İhsan Oktay Anar’a Saygı Saati

31 Cumartesi Mar 2012

Posted by Öznur Doğan in Edebiyat, kitap inceleme, kitap tanıtım

≈ 2 Yorum

Etiketler

amat, araf, öznur doğan, üç baş, bağdasar, cehennem, cennet, davut, denizci, efrasiyabın hikayeleri, efsun, emre, erkeklik organı, frenk, gemi, humbaracı, hıncal uluç, ibrahim dede efendi, ihsan oktay anar, iletişim yayınları, istiklal, kalın musa, kara kitap, karaköy lokantası, kirko, kitabül hiyel, kitap incelemesi, kitap okuma yarışması, kitap tanıtımı, konstantiniye, maroia, mephisto, orhan pamuk, oznurdogan.com, puslu kıtalar atlası, rafael, sevgili, suskunlar d&r


İhsan Oktay Anar. Bu yakışıklı, elmacık kemikleri çıkık adam… Kelimeleri ve cümleleri eski zamandan gelmiş, anlatıkları hep bildiğimiz ama hiç bilmediğimiz şeyler. İhsan Oktay Anar.

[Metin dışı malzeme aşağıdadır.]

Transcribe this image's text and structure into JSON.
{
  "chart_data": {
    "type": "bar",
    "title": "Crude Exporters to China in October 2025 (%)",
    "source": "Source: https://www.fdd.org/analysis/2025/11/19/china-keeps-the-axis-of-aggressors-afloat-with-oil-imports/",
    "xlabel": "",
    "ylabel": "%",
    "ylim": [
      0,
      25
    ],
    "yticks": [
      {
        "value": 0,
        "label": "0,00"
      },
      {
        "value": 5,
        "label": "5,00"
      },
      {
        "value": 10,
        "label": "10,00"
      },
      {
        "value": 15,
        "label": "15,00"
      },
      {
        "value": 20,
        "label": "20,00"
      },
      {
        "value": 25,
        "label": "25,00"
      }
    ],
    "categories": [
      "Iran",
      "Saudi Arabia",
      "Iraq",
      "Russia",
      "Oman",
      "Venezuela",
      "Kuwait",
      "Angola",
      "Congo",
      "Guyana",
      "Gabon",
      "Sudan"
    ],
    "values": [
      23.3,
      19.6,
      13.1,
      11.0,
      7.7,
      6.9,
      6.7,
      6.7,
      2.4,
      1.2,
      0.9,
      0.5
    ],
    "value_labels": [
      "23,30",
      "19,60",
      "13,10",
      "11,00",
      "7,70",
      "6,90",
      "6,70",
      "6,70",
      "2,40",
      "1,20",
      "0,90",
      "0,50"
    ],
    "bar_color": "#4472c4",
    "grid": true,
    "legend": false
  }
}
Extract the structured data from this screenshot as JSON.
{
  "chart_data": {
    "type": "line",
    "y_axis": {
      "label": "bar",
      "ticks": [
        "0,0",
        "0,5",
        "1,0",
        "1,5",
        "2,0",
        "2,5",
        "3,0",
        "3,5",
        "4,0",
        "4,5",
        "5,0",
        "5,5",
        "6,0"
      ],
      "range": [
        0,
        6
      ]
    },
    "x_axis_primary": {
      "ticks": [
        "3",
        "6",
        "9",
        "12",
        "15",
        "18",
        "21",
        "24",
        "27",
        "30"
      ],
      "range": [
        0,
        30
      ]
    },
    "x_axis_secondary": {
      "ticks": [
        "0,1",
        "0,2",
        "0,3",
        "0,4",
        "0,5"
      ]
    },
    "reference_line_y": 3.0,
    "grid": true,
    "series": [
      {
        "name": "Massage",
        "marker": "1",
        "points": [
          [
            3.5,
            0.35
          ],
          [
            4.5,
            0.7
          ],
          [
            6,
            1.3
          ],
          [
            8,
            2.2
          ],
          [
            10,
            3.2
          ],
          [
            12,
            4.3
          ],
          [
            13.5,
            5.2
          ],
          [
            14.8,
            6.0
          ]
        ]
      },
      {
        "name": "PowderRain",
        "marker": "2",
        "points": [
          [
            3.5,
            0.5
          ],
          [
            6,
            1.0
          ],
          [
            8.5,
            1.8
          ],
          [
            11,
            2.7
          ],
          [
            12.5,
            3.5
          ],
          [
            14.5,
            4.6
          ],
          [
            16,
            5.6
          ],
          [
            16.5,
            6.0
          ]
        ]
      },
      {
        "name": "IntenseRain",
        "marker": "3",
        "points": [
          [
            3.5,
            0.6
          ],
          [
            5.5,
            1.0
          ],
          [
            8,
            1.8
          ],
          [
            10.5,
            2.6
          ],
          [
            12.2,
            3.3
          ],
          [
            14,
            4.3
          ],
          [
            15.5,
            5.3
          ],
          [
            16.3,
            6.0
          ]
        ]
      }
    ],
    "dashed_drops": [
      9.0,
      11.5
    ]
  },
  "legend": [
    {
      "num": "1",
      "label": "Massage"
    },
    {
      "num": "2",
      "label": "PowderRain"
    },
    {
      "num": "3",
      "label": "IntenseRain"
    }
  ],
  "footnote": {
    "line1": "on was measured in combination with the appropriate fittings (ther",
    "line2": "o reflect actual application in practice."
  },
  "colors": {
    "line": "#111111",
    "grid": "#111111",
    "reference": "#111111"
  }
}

Her yazarla nasıl tanıştığımı mutlaka iliştirir oldum yazılara. Lise birinci sınıfta yapılacak olan kitap okuma yarışmasında seçilmem üzerine elime okunacak kitaplar listesi geçti ve ben en başta İhsan Oktay Anar’ın Puslu Kıtalar Atlası’nı gördüm. Daha hiç duymadığım bir kitap ve yazar ismi. Bir an duraksadım, acaba ne olabilirdi ki? İlk olarak adı çok acayipti. Puslu, kıtalar, atlası. Kafamda oluşturması gereken bir bütün ve resim varsa da oluşmuyordu. Bomboştu dimağım. Şekillenmeyi bekleyen oyun hamuru gibiydim. Ben kitaba bakıyordum, kitap beni süzüyordu. Aslında kitapta bir efsun vardı. Beni içine çekmeye çalışıyordu. Ve çekti de.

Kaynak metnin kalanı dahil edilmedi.